I paused and turned. “Yes! I’m your primary care doctor,” I said, smiling. I recognized the patient as one I’d seen for several years. The patient was visiting a family member who was admitted. My patient and I chatted briefly before we went our separate ways. Interactions like this are why I settled on primary care as my next career step.

After I finish residency, I’ll work as a primary care physician. That’s not where I thought I’d end up. Yet, after experiencing almost every niche in internal medicine during my residency, primary care was the best fit. I like the longitudinal relationships primary care physicians have with their patients. Over the 3 years I’ve followed my panel of patients in my primary care resident clinic, I’ve learned so much about their lives. My patients and I have achieved goals and faced challenges. I’ve seen some of my patients’ health decline with age or new illness and other patients improve their health immensely. It’s been fun growing and changing together.

In residency, we spend more than half our time working in the hospital with patients who are admitted for illness that can’t be managed at home. One thing I’ve noticed is that many hospitalizations might have been avoided if patients had appropriate access to good primary care. Working in the hospital, I save lives (literally). It’s gratifying. When I work in primary care, I can shape people’s futures in subtle and positive ways. For example, if I can help a patient prevent diabetes and control their high blood pressure, they might not have a heart attack. Maybe they’ll never develop heart failure or kidney dysfunction. Maybe they’ll never need to be admitted to the hospital. The chance to help people avoid potentially threatening, serious disease is rewarding.

There are other reasons I like primary care that are more logistical. I like working only business hours, having holidays off, and having weekends off. In residency, I’ve worked every hour of every day at some point. Obviously, I don’t work 24-7. I do, as a resident, work holidays, weekends, nights, and weekdays throughout the year. I also like that one can do primary care anywhere. It’s exciting to have a job that I could do around the world, in urban or rural communities. I contrast the geographic flexibility of primary care to some medical specialties that are so specialized that physicians in those fields must be near a large academic hospital to provide treatments and interventions that aren’t available at small hospitals and clinics. For example, oncologists (cancer doctors) often must be near larger hospitals to offer many types of chemotherapy.

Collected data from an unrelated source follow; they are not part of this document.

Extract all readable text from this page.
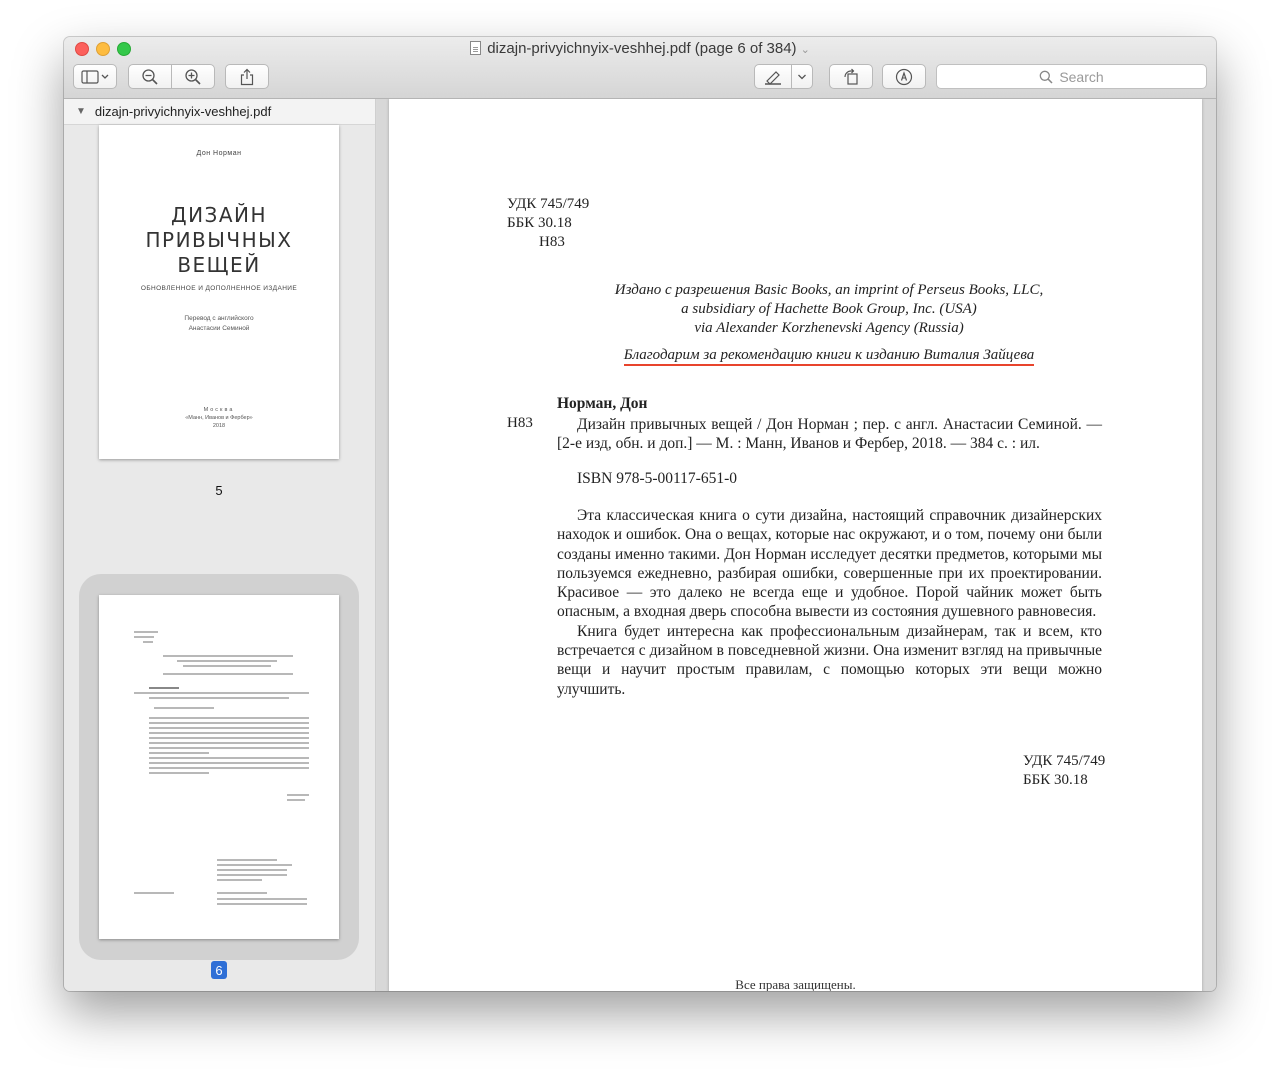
dizajn-privyichnyix-veshhej.pdf (page 6 of 384) ⌄
Search
▼ dizajn-privyichnyix-veshhej.pdf
Дон Норман
ДИЗАЙН
ПРИВЫЧНЫХ
ВЕЩЕЙ
ОБНОВЛЕННОЕ И ДОПОЛНЕННОЕ ИЗДАНИЕ
Перевод с английского
Анастасии Семиной
Москва
«Манн, Иванов и Фербер»
2018
5
6
УДК 745/749
ББК 30.18
Н83
Издано с разрешения Basic Books, an imprint of Perseus Books, LLC,
a subsidiary of Hachette Book Group, Inc. (USA)
via Alexander Korzhenevski Agency (Russia)
Благодарим за рекомендацию книги к изданию Виталия Зайцева
Норман, Дон
Н83	Дизайн привычных вещей / Дон Норман ; пер. с англ. Анастасии Семиной. — [2-е изд, обн. и доп.] — М. : Манн, Иванов и Фербер, 2018. — 384 с. : ил.
ISBN 978-5-00117-651-0

Эта классическая книга о сути дизайна, настоящий справочник дизайнерских находок и ошибок. Она о вещах, которые нас окружают, и о том, почему они были созданы именно такими. Дон Норман исследует десятки предметов, которыми мы пользуемся ежедневно, разбирая ошибки, совершенные при их проектировании. Красивое — это далеко не всегда еще и удобное. Порой чайник может быть опасным, а входная дверь способна вывести из состояния душевного равновесия.

Книга будет интересна как профессиональным дизайнерам, так и всем, кто встречается с дизайном в повседневной жизни. Она изменит взгляд на привычные вещи и научит простым правилам, с помощью которых эти вещи можно улучшить.

УДК 745/749
ББК 30.18
Все права защищены.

About a week after my encounter with my primary care patient while walking home, I was admitting a patient to the hospital from the emergency department. The patient I was admitting was in a bed next to other beds with only a curtain between them. As I was leaving that patient’s area after examining them, I heard someone call, “Doctor Jett!” I turned around to see who had called my name. A different one of my primary care clinic patients was in the bed beside the patient I was admitting. I said “hi” and wished them well. I found myself smiling again and hoping my clinic patient would get better soon even though I wasn’t involved in their hospital care.

There’s something incredibly fulfilling about being a positive force in people’s lives. Even if I’m a small force. Even if I’m limited by a broken healthcare system. Even if most of what a primary care doctor does is like saving for retirement – accumulative. The benefits often aren’t seen until years after the effort is made.